Selecting and Processing Connectors
- The longer the connector, the more problems are experienced with coplanarity, soldering, and board-to-board or connector-to-connector alignment.
- Follow the recommended footprint and stencil recommendations closely.
- Anything added to the base connector is an opportunity for problems. Alignment pins, kapton pads, pick and place pads, end shrouds, etc., all are more prone to issues. If you do not need them, do not ask for them.
- Stacking up tolerances is problematic. For example, if you have one long edge card mating into three different connectors, the tolerances can stack up and create mechanical interference problems. If possible, it is better to have three independent edge cards in the example used.
- Read the notes carefully on drawings and recommended stencil and PCB layouts.
- Most connectors have been tested with soldering; few of these connectors used vapor phase soldering when tested.
- If you do not need Au, especially on the solder tails, specify Sn instead. Au in solder joints is more prone to problems when compared to Sn.
- Design standoffs that do not interfere with the mated height of the connectors; the Z direction. Standoffs should also allow for the connectors to freely mate in the X and Y directions.

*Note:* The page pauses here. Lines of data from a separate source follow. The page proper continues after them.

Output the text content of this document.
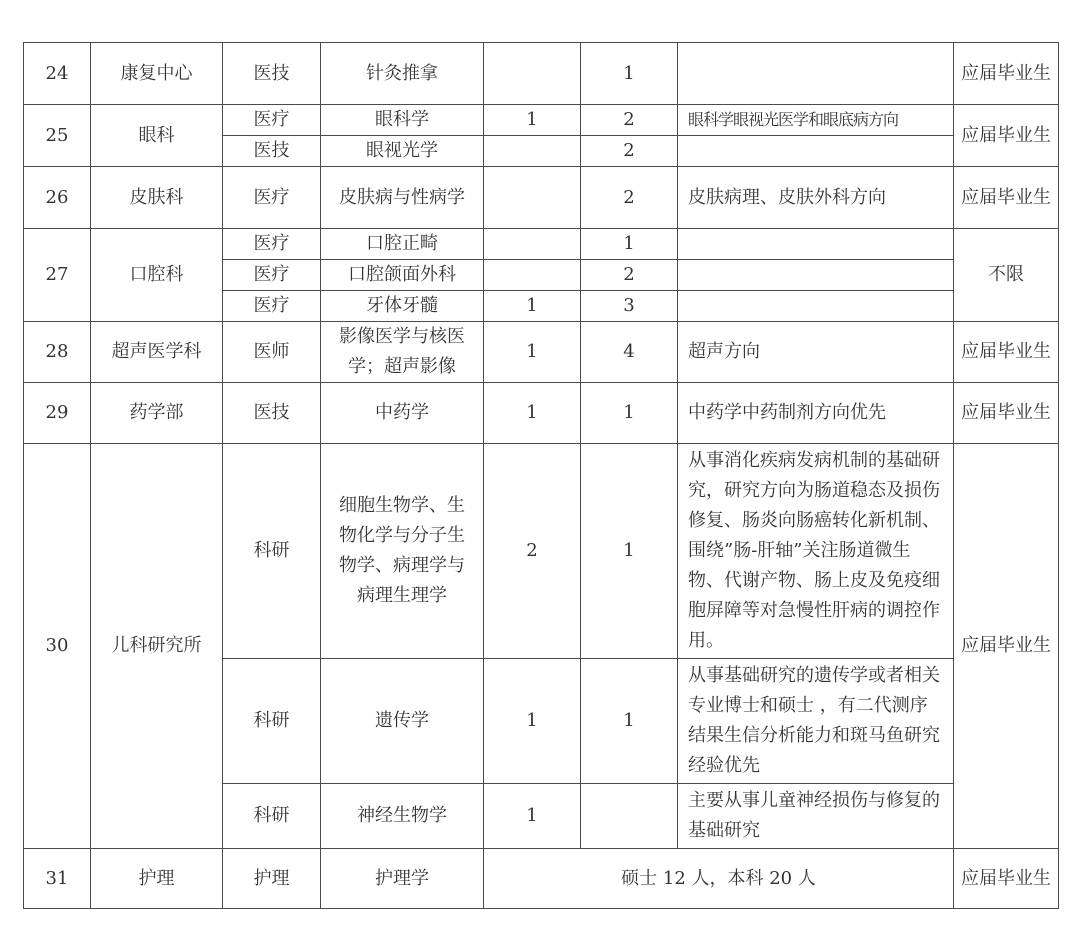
24	康复中心	医技	针灸推拿		1		应届毕业生
25	眼科	医疗	眼科学	1	2	眼科学眼视光医学和眼底病方向	应届毕业生
		医技	眼视光学		2		
26	皮肤科	医疗	皮肤病与性病学		2	皮肤病理、皮肤外科方向	应届毕业生
27	口腔科	医疗	口腔正畸		1		不限
		医疗	口腔颌面外科		2		
		医疗	牙体牙髓	1	3		
28	超声医学科	医师	影像医学与核医学；超声影像	1	4	超声方向	应届毕业生
29	药学部	医技	中药学	1	1	中药学中药制剂方向优先	应届毕业生
30	儿科研究所	科研	细胞生物学、生物化学与分子生物学、病理学与病理生理学	2	1	从事消化疾病发病机制的基础研究，研究方向为肠道稳态及损伤修复、肠炎向肠癌转化新机制、围绕”肠-肝轴”关注肠道微生物、代谢产物、肠上皮及免疫细胞屏障等对急慢性肝病的调控作用。	应届毕业生
		科研	遗传学	1	1	从事基础研究的遗传学或者相关专业博士和硕士 ，有二代测序结果生信分析能力和斑马鱼研究经验优先	
		科研	神经生物学	1		主要从事儿童神经损伤与修复的基础研究	
31	护理	护理	护理学	硕士 12 人，本科 20 人			应届毕业生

- Connectors are made of plastic. Plastic will crack, break, warp, bend, etc if misused. Mating and un-mating at angles tends to promote plastic damage.
- The contacts and terminals of connectors are made from very small and thin copper. Abuse will bend these contacts and terminals.
- Never pull on the cable to un-mate a cabled connector. When the cable is pulled, unless there is strain relief, the cable is being pulled away from its termination. This is more problematic on non-soldered cable terminations like IDC connectors.
- Tape and reel pockets are designed for vacuum pick-up and not grippers. If grippers are used on pick and place equipment, specially design pockets may be needed.
- The best predictor of connector performance is normal force. If given the option between two connector series and all other attributes are equal, choose the one with higher normal force. This is important in harsh environments and keenly important if the environment will experience temperature extremes or have high shock and vibration.
- Be cautious about relying on a fine pitch connector, those that have a pitch less than .050” (1,27 mm), as being the sole means of mechanical stability between large or heavy PCB assemblies.
- Unspent flux is problematic in connectors from both a mechanical interference and corrosive nature.
- A SnPb finish is still the superior finish on solder tails and solder paste. Use it if you can.